Max Liebermann’s Two Riders on the Beach to the Left (1901) was among the paintings in Cornelius Gurlitt’s hoard
Art museums in Bonn and Bern have been forced to postpone plans for a joint exhibition of Cornelius Gurlitt’s controversial art collection after a court in Munich said it would not rule on a challenge to Gurlitt’s will until after September.
Gurlitt died in 2014, leaving the cache of around 1,500 works he had inherited from his father—some of them looted by the Nazis—to the Bern Kunstmuseum in his will. His cousin Uta Werner challenged that bequest on the basis that the elderly hoarder was not mentally fit enough to write a will.
The Bundeskunsthalle in Bonn and the Bern Kunstmuseum had planned to exhibit the collection later this year. Yet until the court ruling, the collection remains in legal limbo, in the custody of the administrator of Gurlitt’s estate. “We expect to realise our plans in 2017,” the Kunstmuseum says. “Both museums are keeping to their plans and working on them continually.”

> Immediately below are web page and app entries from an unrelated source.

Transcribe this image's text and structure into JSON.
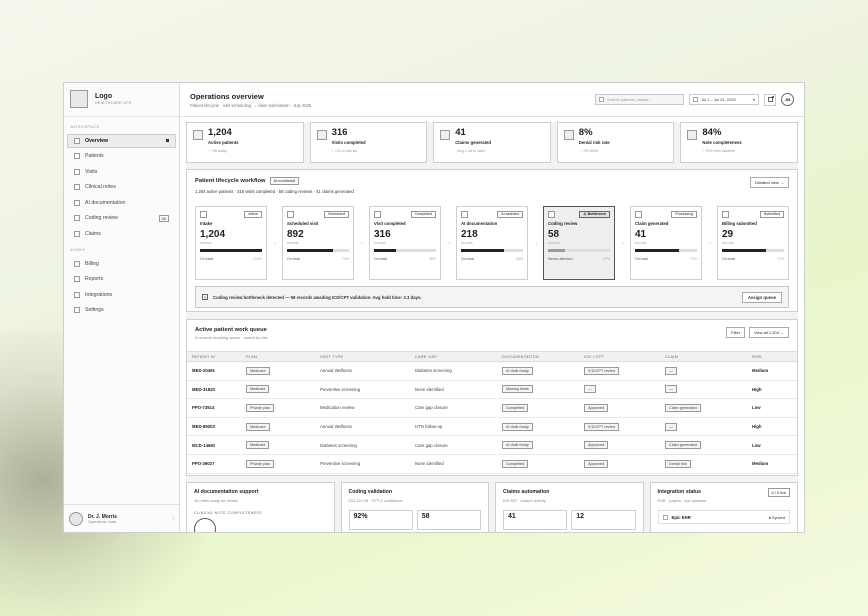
{
  "brand": {
    "name": "Logo",
    "sub": "HEALTHCARE OPS"
  },
  "sidebar": {
    "section_workspace": "WORKSPACE",
    "workspace": [
      {
        "label": "Overview",
        "active": true
      },
      {
        "label": "Patients"
      },
      {
        "label": "Visits"
      },
      {
        "label": "Clinical notes"
      },
      {
        "label": "AI documentation"
      },
      {
        "label": "Coding review",
        "badge": "58"
      },
      {
        "label": "Claims"
      }
    ],
    "section_admin": "ADMIN",
    "admin": [
      {
        "label": "Billing"
      },
      {
        "label": "Reports"
      },
      {
        "label": "Integrations"
      },
      {
        "label": "Settings"
      }
    ],
    "user": {
      "name": "Dr. J. Morris",
      "role": "Operations Lead"
    }
  },
  "header": {
    "title": "Operations overview",
    "subtitle": "Patient lifecycle · visit scheduling → claim submission · July 2025",
    "search_placeholder": "Search patients, claims...",
    "date_range": "Jul 1 – Jul 31, 2025",
    "avatar_initials": "JM"
  },
  "kpis": [
    {
      "value": "1,204",
      "label": "Active patients",
      "sub": "↑ +38 today"
    },
    {
      "value": "316",
      "label": "Visits completed",
      "sub": "↑ +12 vs last wk"
    },
    {
      "value": "41",
      "label": "Claims generated",
      "sub": "↑ Avg 1.4d to claim"
    },
    {
      "value": "8%",
      "label": "Denial risk rate",
      "sub": "↑ −2% MoM"
    },
    {
      "value": "84%",
      "label": "Note completeness",
      "sub": "↑ +5% from baseline"
    }
  ],
  "workflow": {
    "title": "Patient lifecycle workflow",
    "tag": "AI-monitored",
    "summary": "1,204 active patients · 316 visits completed · 58 coding reviews · 41 claims generated",
    "detail_button": "Detailed view →",
    "stages": [
      {
        "status": "Active",
        "name": "Intake",
        "value": "1,204",
        "unit": "records",
        "progress": 100,
        "state": "On track",
        "pct": "100%"
      },
      {
        "status": "Scheduled",
        "name": "Scheduled visit",
        "value": "892",
        "unit": "records",
        "progress": 74,
        "state": "On track",
        "pct": "74%"
      },
      {
        "status": "Completed",
        "name": "Visit completed",
        "value": "316",
        "unit": "records",
        "progress": 35,
        "state": "On track",
        "pct": "35%"
      },
      {
        "status": "AI-assisted",
        "name": "AI documentation",
        "value": "218",
        "unit": "records",
        "progress": 69,
        "state": "On track",
        "pct": "69%"
      },
      {
        "status": "⚠ Bottleneck",
        "name": "Coding review",
        "value": "58",
        "unit": "records",
        "progress": 27,
        "state": "Needs attention",
        "pct": "27%",
        "hot": true
      },
      {
        "status": "Processing",
        "name": "Claim generated",
        "value": "41",
        "unit": "records",
        "progress": 71,
        "state": "On track",
        "pct": "71%"
      },
      {
        "status": "Submitted",
        "name": "Billing submitted",
        "value": "29",
        "unit": "records",
        "progress": 71,
        "state": "On track",
        "pct": "71%"
      }
    ],
    "alert_icon": "!",
    "alert_text": "Coding review bottleneck detected — 58 records awaiting ICD/CPT validation. Avg hold time: 2.3 days.",
    "alert_button": "Assign queue"
  },
  "queue": {
    "title": "Active patient work queue",
    "subtitle": "6 records requiring action · sorted by risk",
    "filter_button": "Filter",
    "view_all_button": "View all 1,204 →",
    "columns": [
      "PATIENT ID",
      "PLAN",
      "VISIT TYPE",
      "CARE GAP",
      "DOCUMENTATION",
      "ICD / CPT",
      "CLAIM",
      "RISK"
    ],
    "rows": [
      {
        "id": "MED-20491",
        "plan": "Medicare",
        "visit": "Annual Wellness",
        "gap": "Diabetes screening",
        "doc": "AI draft ready",
        "icd": "ICD/CPT review",
        "claim": "—",
        "risk": "Medium"
      },
      {
        "id": "MED-31820",
        "plan": "Medicaid",
        "visit": "Preventive screening",
        "gap": "None identified",
        "doc": "Missing fields",
        "icd": "—",
        "claim": "—",
        "risk": "High"
      },
      {
        "id": "PPO-73514",
        "plan": "Private plan",
        "visit": "Medication review",
        "gap": "Care gap closure",
        "doc": "Completed",
        "icd": "Approved",
        "claim": "Claim generated",
        "risk": "Low"
      },
      {
        "id": "MED-89203",
        "plan": "Medicare",
        "visit": "Annual Wellness",
        "gap": "HTN follow-up",
        "doc": "AI draft ready",
        "icd": "ICD/CPT review",
        "claim": "—",
        "risk": "High"
      },
      {
        "id": "MCD-14682",
        "plan": "Medicaid",
        "visit": "Diabetes screening",
        "gap": "Care gap closure",
        "doc": "AI draft ready",
        "icd": "Approved",
        "claim": "Claim generated",
        "risk": "Low"
      },
      {
        "id": "PPO-39027",
        "plan": "Private plan",
        "visit": "Preventive screening",
        "gap": "None identified",
        "doc": "Completed",
        "icd": "Approved",
        "claim": "Denial risk",
        "risk": "Medium"
      }
    ]
  },
  "bottom": {
    "ai_doc": {
      "title": "AI documentation support",
      "sub": "12 notes ready for review",
      "label": "CLINICAL NOTE COMPLETENESS"
    },
    "coding": {
      "title": "Coding validation",
      "sub": "ICD-10-CM · CPT-4 confidence",
      "v1": "92%",
      "v2": "58"
    },
    "claims": {
      "title": "Claims automation",
      "sub": "EDI 837 · today's activity",
      "v1": "41",
      "v2": "12"
    },
    "integration": {
      "title": "Integration status",
      "sub": "EHR · payers · ops systems",
      "badge": "4 / 5 live",
      "row_name": "Epic EHR",
      "row_status": "● Synced"
    }
  }
}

The Upper Regional Court in Munich set a date for a hearing on 27 September. Werner’s lawyers have commissioned reports from psychiatrists on Gurlitt’s state of mind and are challenging a report commissioned by the court. The court will also hear testimony from witnesses who spent time with Gurlitt in his last months. An immediate decision at that hearing is unlikely, Werner’s lawyer says.
Bern and Bonn have said the exhibition, initiated by the German Culture Minister Monika Grütters, will aim to “contribute to finding clues about the unknown provenance of works” in the collection. Grütters refused to allow the Gurlitt collection to be exhibited at Documenta in Kassel in 2017, saying she wanted a government-sponsored show that would pay respects to the heirs of Jewish collectors who were robbed by the Nazis.